This has really challenged my ability to debug R code.
I want to use ddply() to apply the same functions to different columns that are sequentially named; eg. a, b, c. To do this I intend to repeatedly pass the column name as a string and use the eval(parse(text=ColName)) to allow the function to reference it. I grabbed this technique from another answer.
And this works well, until I put ddply() inside another function. Here is the sample code:
# Required packages:
library(plyr)
myFunction <- function(x, y){
NewColName = "a"
z = ddply(x, y, summarize,
Ave = mean(eval(parse(text=NewColName)), na.rm=TRUE)
)
return(z)
}
a = c(1,2,3,4)
b = c(0,0,1,1)
c = c(5,6,7,8)
df = data.frame(a,b,c)
sv = c("b")
#This works.
ColName = "a"
ddply(df, sv, summarize,
Ave = mean(eval(parse(text=ColName)), na.rm=TRUE)
)
#This doesn't work
#Produces error: "Error in parse(text = NewColName) : object 'NewColName' not found"
myFunction(df,sv)
#Output in both cases should be
# b Ave
#1 0 1.5
#2 1 3.5
Any ideas? NewColName is even defined inside the function!
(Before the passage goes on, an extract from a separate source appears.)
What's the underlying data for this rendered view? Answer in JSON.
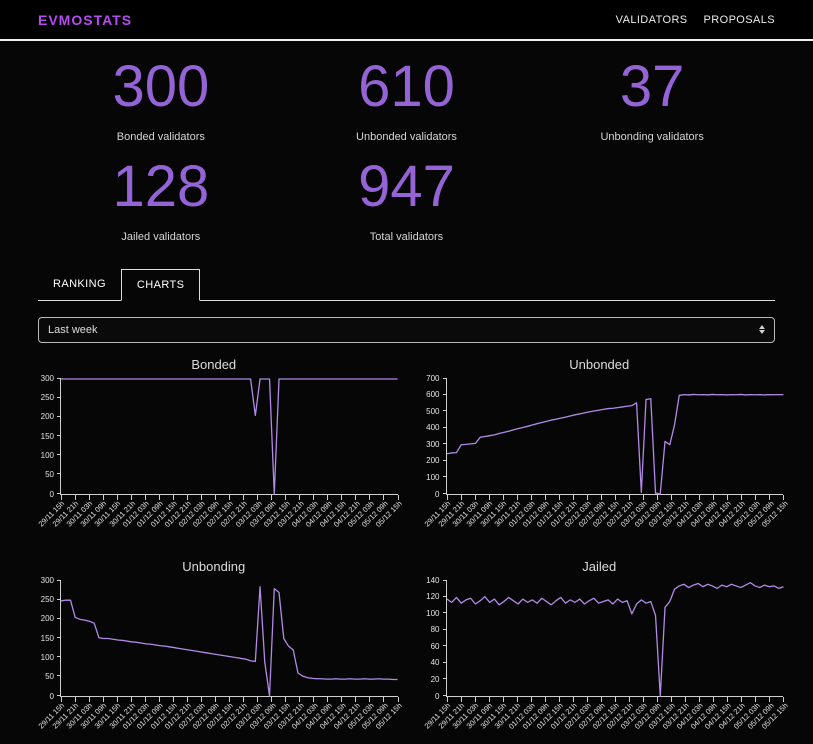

I thought the answer to this question, loops-to-create-new-variables-in-ddply, might help me but I've done enough head banging for today and it's time to raise my hand and ask for help.
Today's solution to this question is to make summarize into here(summarize). e.g.
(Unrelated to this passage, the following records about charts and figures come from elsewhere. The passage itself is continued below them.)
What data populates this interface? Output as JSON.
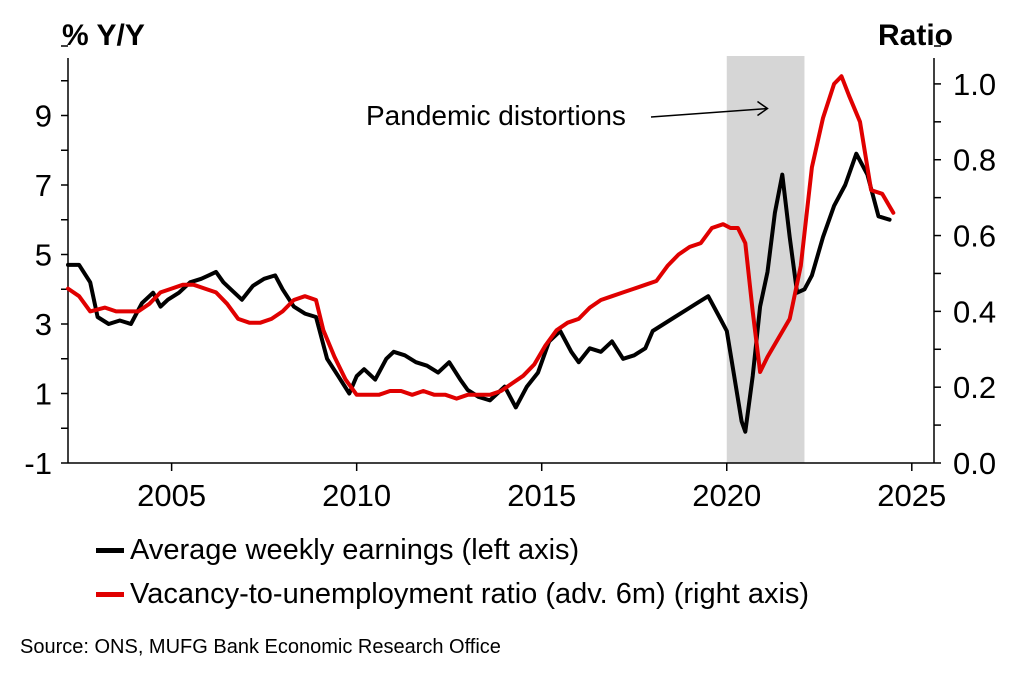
{
  "chart_data": {
    "type": "line",
    "left_axis_title": "% Y/Y",
    "right_axis_title": "Ratio",
    "left_ylim": [
      -1,
      11
    ],
    "left_ticks": [
      -1,
      1,
      3,
      5,
      7,
      9
    ],
    "right_ylim": [
      0.0,
      1.1
    ],
    "right_ticks": [
      "0.0",
      "0.2",
      "0.4",
      "0.6",
      "0.8",
      "1.0"
    ],
    "xlim": [
      2002.2,
      2025.6
    ],
    "x_ticks": [
      2005,
      2010,
      2015,
      2020,
      2025
    ],
    "shaded_region": {
      "x": [
        2020.0,
        2022.1
      ]
    },
    "annotation": {
      "text": "Pandemic distortions",
      "arrow_to": [
        2021.1,
        9.2
      ]
    },
    "series": [
      {
        "name": "Average weekly earnings (left axis)",
        "axis": "left",
        "color": "#000000",
        "x": [
          2002.2,
          2002.5,
          2002.8,
          2003.0,
          2003.3,
          2003.6,
          2003.9,
          2004.2,
          2004.5,
          2004.7,
          2004.9,
          2005.2,
          2005.5,
          2005.8,
          2006.0,
          2006.2,
          2006.4,
          2006.6,
          2006.9,
          2007.2,
          2007.5,
          2007.8,
          2008.0,
          2008.3,
          2008.6,
          2008.9,
          2009.2,
          2009.5,
          2009.8,
          2010.0,
          2010.2,
          2010.5,
          2010.8,
          2011.0,
          2011.3,
          2011.6,
          2011.9,
          2012.2,
          2012.5,
          2012.8,
          2013.0,
          2013.3,
          2013.6,
          2014.0,
          2014.3,
          2014.6,
          2014.9,
          2015.2,
          2015.5,
          2015.8,
          2016.0,
          2016.3,
          2016.6,
          2016.9,
          2017.2,
          2017.5,
          2017.8,
          2018.0,
          2018.3,
          2018.6,
          2018.9,
          2019.2,
          2019.5,
          2019.8,
          2020.0,
          2020.2,
          2020.4,
          2020.5,
          2020.7,
          2020.9,
          2021.1,
          2021.3,
          2021.5,
          2021.7,
          2021.9,
          2022.1,
          2022.3,
          2022.6,
          2022.9,
          2023.2,
          2023.5,
          2023.8,
          2024.1,
          2024.4
        ],
        "values": [
          4.7,
          4.7,
          4.2,
          3.2,
          3.0,
          3.1,
          3.0,
          3.6,
          3.9,
          3.5,
          3.7,
          3.9,
          4.2,
          4.3,
          4.4,
          4.5,
          4.2,
          4.0,
          3.7,
          4.1,
          4.3,
          4.4,
          4.0,
          3.5,
          3.3,
          3.2,
          2.0,
          1.5,
          1.0,
          1.5,
          1.7,
          1.4,
          2.0,
          2.2,
          2.1,
          1.9,
          1.8,
          1.6,
          1.9,
          1.4,
          1.1,
          0.9,
          0.8,
          1.2,
          0.6,
          1.2,
          1.6,
          2.5,
          2.8,
          2.2,
          1.9,
          2.3,
          2.2,
          2.5,
          2.0,
          2.1,
          2.3,
          2.8,
          3.0,
          3.2,
          3.4,
          3.6,
          3.8,
          3.2,
          2.8,
          1.5,
          0.2,
          -0.1,
          1.5,
          3.5,
          4.5,
          6.2,
          7.3,
          5.5,
          3.9,
          4.0,
          4.4,
          5.5,
          6.4,
          7.0,
          7.9,
          7.3,
          6.1,
          6.0
        ]
      },
      {
        "name": "Vacancy-to-unemployment ratio (adv. 6m) (right axis)",
        "axis": "right",
        "color": "#e00000",
        "x": [
          2002.2,
          2002.5,
          2002.8,
          2003.2,
          2003.5,
          2003.8,
          2004.1,
          2004.4,
          2004.7,
          2005.0,
          2005.3,
          2005.6,
          2005.9,
          2006.2,
          2006.5,
          2006.8,
          2007.1,
          2007.4,
          2007.7,
          2008.0,
          2008.3,
          2008.6,
          2008.9,
          2009.1,
          2009.4,
          2009.7,
          2010.0,
          2010.3,
          2010.6,
          2010.9,
          2011.2,
          2011.5,
          2011.8,
          2012.1,
          2012.4,
          2012.7,
          2013.0,
          2013.3,
          2013.6,
          2013.9,
          2014.2,
          2014.5,
          2014.8,
          2015.1,
          2015.4,
          2015.7,
          2016.0,
          2016.3,
          2016.6,
          2016.9,
          2017.2,
          2017.5,
          2017.8,
          2018.1,
          2018.4,
          2018.7,
          2019.0,
          2019.3,
          2019.6,
          2019.9,
          2020.1,
          2020.3,
          2020.5,
          2020.7,
          2020.9,
          2021.1,
          2021.4,
          2021.7,
          2022.0,
          2022.3,
          2022.6,
          2022.9,
          2023.1,
          2023.3,
          2023.6,
          2023.9,
          2024.2,
          2024.5
        ],
        "values": [
          0.46,
          0.44,
          0.4,
          0.41,
          0.4,
          0.4,
          0.4,
          0.42,
          0.45,
          0.46,
          0.47,
          0.47,
          0.46,
          0.45,
          0.42,
          0.38,
          0.37,
          0.37,
          0.38,
          0.4,
          0.43,
          0.44,
          0.43,
          0.35,
          0.28,
          0.22,
          0.18,
          0.18,
          0.18,
          0.19,
          0.19,
          0.18,
          0.19,
          0.18,
          0.18,
          0.17,
          0.18,
          0.18,
          0.18,
          0.19,
          0.21,
          0.23,
          0.26,
          0.31,
          0.35,
          0.37,
          0.38,
          0.41,
          0.43,
          0.44,
          0.45,
          0.46,
          0.47,
          0.48,
          0.52,
          0.55,
          0.57,
          0.58,
          0.62,
          0.63,
          0.62,
          0.62,
          0.58,
          0.4,
          0.24,
          0.28,
          0.33,
          0.38,
          0.52,
          0.78,
          0.91,
          1.0,
          1.02,
          0.97,
          0.9,
          0.72,
          0.71,
          0.66
        ]
      }
    ]
  },
  "source": "Source: ONS, MUFG Bank Economic Research Office"
}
myFunction <- function(x, y){
NewColName = "a"
z = ddply(x, y, here(summarize),
Ave = mean(eval(parse(text=NewColName)), na.rm=TRUE)
)
return(z)
}
here(f), added to plyr in Dec 2012, captures the current context.
You can do this with a combination of do.call and call to construct the call in an environment where NewColName is still visible:
myFunction <- function(x,y){
NewColName <- "a"
z <- do.call("ddply",list(x, y, summarize, Ave = call("mean",as.symbol(NewColName),na.rm=TRUE)))
return(z)
}
myFunction(d.f,sv)
b Ave
1 0 1.5
2 1 3.5
I occasionally run into problems like this when combining ddply with summarize or transform or something and, not being smart enough to divine the ins and outs of navigating various environments I tend to side-step the issue by simply not using summarize and instead using my own anonymous function:
myFunction <- function(x, y){
NewColName <- "a"
z <- ddply(x, y, .fun = function(xx,col){
c(Ave = mean(xx[,col],na.rm=TRUE))},
NewColName)
return(z)
}
myFunction(df,sv)
Obviously, there is a cost to doing this stuff 'manually', but it often avoids the headache of dealing with the evaluation issues that come from combining ddply and summarize. That's not to say, of course, that Hadley won't show up with a solution...
The problem lies in the code of the plyr package itself. In the summarize function, there is a line eval(substitute(...),.data,parent.frame()). It is well known that parent.frame() can do pretty funky and unexpected stuff. T
he solution of #James is a very nice workaround, but if I remember right #Hadley himself said before that the plyr package was not intended to be used within functions.
Sorry, I was wrong here. It is known though that for the moment, the plyr package gives problems in these situations.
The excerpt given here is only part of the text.